31 Mart 2014 Pazartesi

Önüm arkam sağım solum mim!


Başlığa kanmayın canım dört bir yandan mimlenmiş falan değilim... sadece sevgili  Harika oldu!  Türkan Engin beni mimlemiş... öncelikle teşekkür ederim ama çok zor  bu sorulara yanıt vermek... bayağı bir düşünmem gerekecek... neyse başlıyorum hadi bakalım...


 1. Neden ''blog'' adın?

Aslında blogumun adını önce "sedoşuncicileri" koymuştum ama buna çok benzeyen bir blog adı daha olduğunu görünce düşündüm düşündüm ve kumaşlarım arasında en sevdiklerimin siyah dantellerim olduğundan yola çıkarak "siyahdantel" koydum...  

 2. Hayat felsefeni belirleyen söz nedir?

" uzak dur mutlu ol "...  Beni sürekli üzen kişilerden uzak durmaya çalışıyorum, mümkün olduğunca iletişimimi minimuma indiriyorum, eğer ben birilerini üzen davranışlarda bulunuyorsam hatalarımdan ders almayı biliyor ve bir daha o davranışı mümkün olduğunca yapmamaya çalışıyorum, yani bana ve çevreme huzursuzluk veren şeylerden uzak durarak kendimi mutlu ediyorum...   

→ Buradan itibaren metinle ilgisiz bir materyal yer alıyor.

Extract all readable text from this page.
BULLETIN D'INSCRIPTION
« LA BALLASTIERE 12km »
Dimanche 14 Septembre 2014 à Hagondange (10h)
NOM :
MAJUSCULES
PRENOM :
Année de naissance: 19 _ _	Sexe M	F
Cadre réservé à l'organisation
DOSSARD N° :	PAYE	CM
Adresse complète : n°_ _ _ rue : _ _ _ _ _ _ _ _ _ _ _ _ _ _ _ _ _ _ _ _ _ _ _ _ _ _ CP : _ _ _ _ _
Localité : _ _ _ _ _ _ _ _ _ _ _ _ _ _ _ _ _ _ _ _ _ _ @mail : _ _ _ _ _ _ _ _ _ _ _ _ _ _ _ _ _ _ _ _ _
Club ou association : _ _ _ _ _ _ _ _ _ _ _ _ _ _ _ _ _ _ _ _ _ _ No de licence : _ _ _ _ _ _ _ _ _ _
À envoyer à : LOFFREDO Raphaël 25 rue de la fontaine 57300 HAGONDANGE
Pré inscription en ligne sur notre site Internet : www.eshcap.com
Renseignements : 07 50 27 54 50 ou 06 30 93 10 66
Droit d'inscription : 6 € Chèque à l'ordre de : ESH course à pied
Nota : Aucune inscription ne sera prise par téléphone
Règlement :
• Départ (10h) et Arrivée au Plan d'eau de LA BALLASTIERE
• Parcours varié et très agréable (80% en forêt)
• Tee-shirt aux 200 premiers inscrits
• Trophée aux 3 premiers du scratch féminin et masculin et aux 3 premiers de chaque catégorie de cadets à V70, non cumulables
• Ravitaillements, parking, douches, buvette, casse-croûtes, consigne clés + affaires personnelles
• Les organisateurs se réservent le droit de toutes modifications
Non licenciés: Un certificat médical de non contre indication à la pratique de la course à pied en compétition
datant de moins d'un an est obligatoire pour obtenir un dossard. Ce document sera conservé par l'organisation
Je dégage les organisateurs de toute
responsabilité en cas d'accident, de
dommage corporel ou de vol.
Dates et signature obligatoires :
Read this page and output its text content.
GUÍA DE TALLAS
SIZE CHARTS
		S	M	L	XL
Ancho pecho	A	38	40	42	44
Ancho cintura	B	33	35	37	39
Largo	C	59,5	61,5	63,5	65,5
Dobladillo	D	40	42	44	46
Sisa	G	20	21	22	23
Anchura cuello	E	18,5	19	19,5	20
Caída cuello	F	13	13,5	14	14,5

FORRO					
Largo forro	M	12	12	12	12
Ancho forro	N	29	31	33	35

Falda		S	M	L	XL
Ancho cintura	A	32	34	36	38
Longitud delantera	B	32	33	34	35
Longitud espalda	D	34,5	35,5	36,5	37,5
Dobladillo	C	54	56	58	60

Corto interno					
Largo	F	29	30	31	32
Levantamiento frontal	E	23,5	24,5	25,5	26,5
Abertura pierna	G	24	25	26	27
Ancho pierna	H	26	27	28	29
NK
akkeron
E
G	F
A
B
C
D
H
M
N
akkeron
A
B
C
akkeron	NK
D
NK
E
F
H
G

3. Kendinle ilgili 3'ü doğru 4 şey nedir?

* mesleğimi çok seviyorum...
* mutfak işini severim ama temizlik yapmayı asla...
* dikiş dikmeyi de çok sevdim...
* yaratıcı birşeyler ortaya çıkarmaya  ve çıkaranlara ise bayılıyorum...

Şimdiiii sanırım benim de birilerini mimlemem gerekiyor.... mmmmm.... O zamaaaaan ben de  sevgili
 Mirayın bohçası Miray'ı mimliyorum...





27 Mart 2014 Perşembe

Siyah Kloş Etek / Black Circular Skirt


Yine aynı şey oldu... aklımda dikmeyi planladığım bir sürü şey varken birden kendimi kloş etek dikerken buldum... kumaşım İstanbul'dan aldığım parça kumaşlardan yine... aslında bu kumaşla bluz yapmayı planlamıştım hep ama kumaş biraz kalınca yakan bir kumaş olduğundan ve havalar ısınmaya başladığından birden bire kloş etek yapmaya karar verdim... iyi ki de yapmışım... ağır, dökümlü bir kumaş olduğundan kloş eteğe çok uydu ve çok beğenildi...

bugün birçok iltifat almamın yanında öğrencilerim "hocam eteğiniz çok güzel!" dedi resmen... ve ben de bu kez kendimi tutamadım ve "ben diktim" deyiverdim... hatta çıkışta hiç tanımadığım bir veli bile bugün çok şık olmuşsunuz deyiverdi... gerçekten çok şaşırdım ve otomatiğe bağlanmışçasına "kendim diktim" deyiverdim... sonra dönüp sırıta sırıta yoluma devam ettim...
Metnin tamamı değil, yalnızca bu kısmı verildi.